Something is glowing at the galactic core, and we may be closer to solving the mystery.

(ORDO NEWS) — Something deep in the heart of the Milky Way galaxy is glowing with gamma rays, and no one can pinpoint exactly what it might be.

A dark matter collision was proposed, ruled out, and then tentatively revised.

Dense, rapidly spinning objects called pulsars were also considered sources of high-energy radiation, but were then dismissed as too few for the sums to add up.

A study by scientists in Australia, New Zealand and Japan could breathe new life into the explanation of pulsars by showing how you can squeeze some seriously intense sunlight out of a population of spinning stars without breaking any rules.

Gamma rays are not quite the usual shade of sunlight. Its production requires some of the most energetic processes in the universe. We are talking about the collision of black holes, the acceleration of matter to the speed of light, the connection of antimatter with matter.

Of course, the center of the Milky Way has all this in abundance. So when we look at the sky and consider all these collisions of matter, spiraling black holes, pulsars and other astrophysical processes, we expect to see a healthy gamma-ray glow.

But when ten years ago, researchers using NASA’s Fermi Telescope measured the intense aurora at the heart of our galaxy, they found that there was more of this high-energy light than they could explain: a phenomenon known as galactic center excess.

One interesting possibility has to do with invisible pieces of matter colliding with each other in the night. These weakly interacting massive particles – a hypothetical category of dark matter commonly referred to as WIMPs – cancel each other out when they collide, leaving nothing but radiation to signify their presence.

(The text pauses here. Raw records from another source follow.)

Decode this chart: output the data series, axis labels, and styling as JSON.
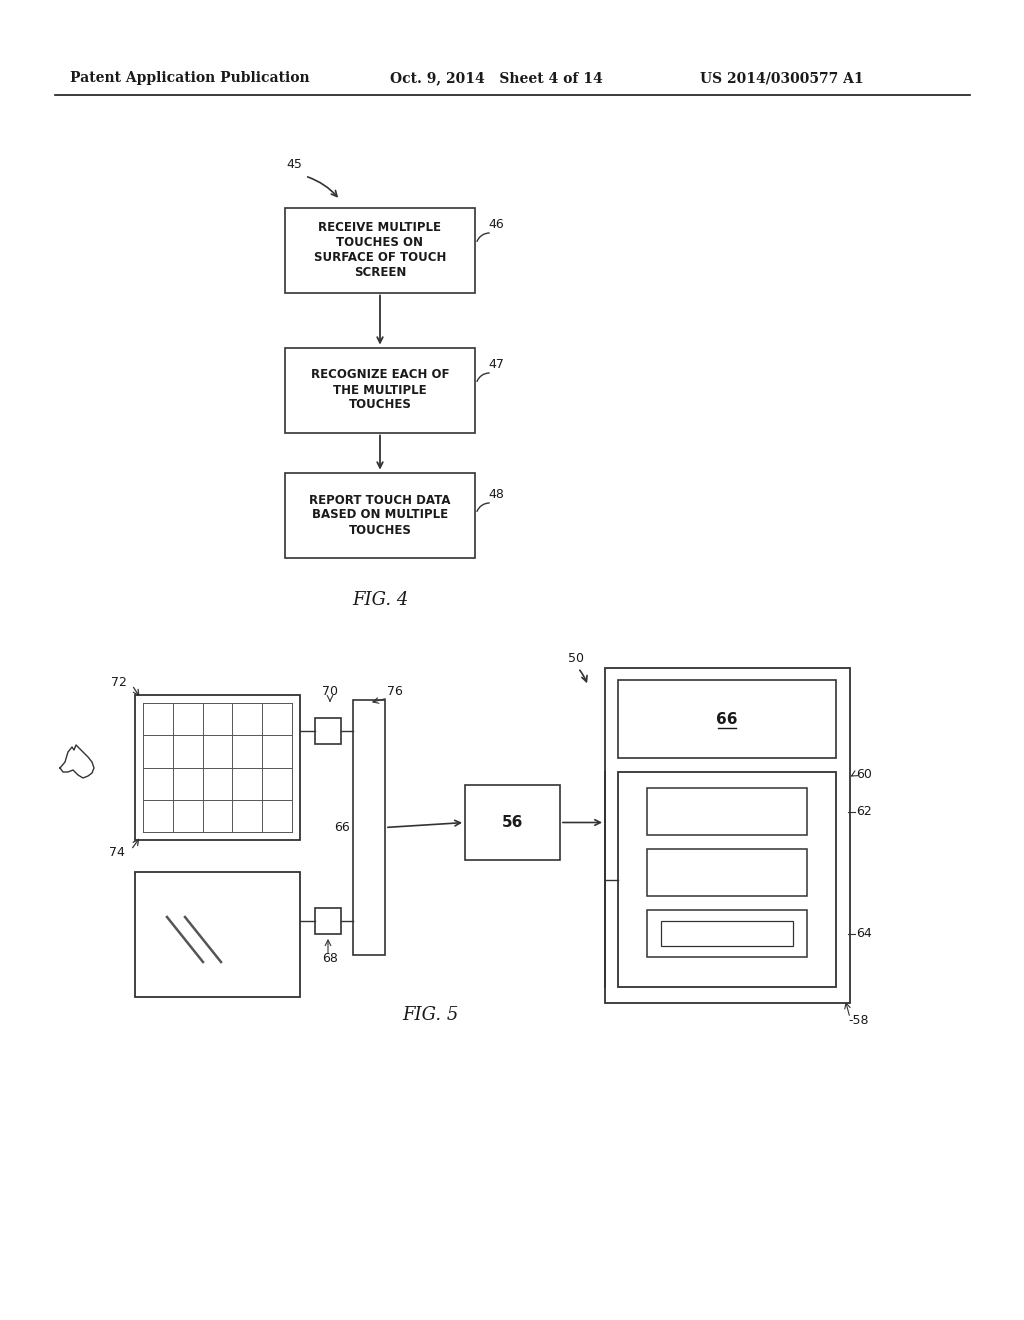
{
  "bg_color": "#ffffff",
  "header_left": "Patent Application Publication",
  "header_mid": "Oct. 9, 2014   Sheet 4 of 14",
  "header_right": "US 2014/0300577 A1",
  "fig4_label": "FIG. 4",
  "fig5_label": "FIG. 5",
  "box1_text": "RECEIVE MULTIPLE\nTOUCHES ON\nSURFACE OF TOUCH\nSCREEN",
  "box2_text": "RECOGNIZE EACH OF\nTHE MULTIPLE\nTOUCHES",
  "box3_text": "REPORT TOUCH DATA\nBASED ON MULTIPLE\nTOUCHES",
  "label_45": "45",
  "label_46": "46",
  "label_47": "47",
  "label_48": "48",
  "label_50": "50",
  "label_56": "56",
  "label_58": "-58",
  "label_60": "60",
  "label_62": "62",
  "label_64": "64",
  "label_66": "66",
  "label_68": "68",
  "label_70": "70",
  "label_72": "72",
  "label_74": "74",
  "label_76": "76",
  "label_66b": "66",
  "text_color": "#1a1a1a",
  "box_edge_color": "#333333",
  "line_color": "#333333"
}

This is a funny explanation, but it also does not require proof.

“The nature of dark matter is completely unknown, so any potential clues are of great interest,” says astrophysicist Roland Crocker of the Australian National University.

“But our results point to another important source of gamma-ray production.”

This source is a millisecond pulsar.

To create it, you need to take a star much larger than ours and let its fire die out. In the end, it will turn into a dense ball no wider than a city, where atoms are so tightly packed together that many protons slowly turn into neutrons.

This process generates super-strong magnetic fields that direct incoming particles into fast-flowing streams that glow with radiation.

As the object rotates, these currents rotate around the star’s poles like the largest beacons in the universe, so the star appears to be pulsing with energy. Pulsating stars rotating hundreds of times per second are known as millisecond pulsars, and we know a lot about the conditions under which they could form.

“Scientists have previously detected gamma rays from individual millisecond pulsars in the vicinity of the solar system, so we know that these objects emit gamma rays,” says Crocker.

However, in order to radiate them, they need a large amount of mass on which they can feed. Most of the pulsar systems at the center of the Milky Way are thought to be too small to emit anything more energetic than X-rays.

However, this is not always the case, especially if the dead stars from which they originated belong to a certain type of supermassive white dwarfs.

If enough of these heavyweights turn into pulsars and keep their binary cycle partners, Crocker says, they will provide just the amount of gamma radiation consistent with observations.

“Our model shows that the integrated radiation from an entire population of about 100,000 such stars would give a signal that is fully consistent with the elevation of the galactic center,” says Crocker.

Being a purely theoretical model, this idea now needs a generous dose of empirical evidence. However, unlike the assumptions based on dark matter, we already know exactly what to look for.”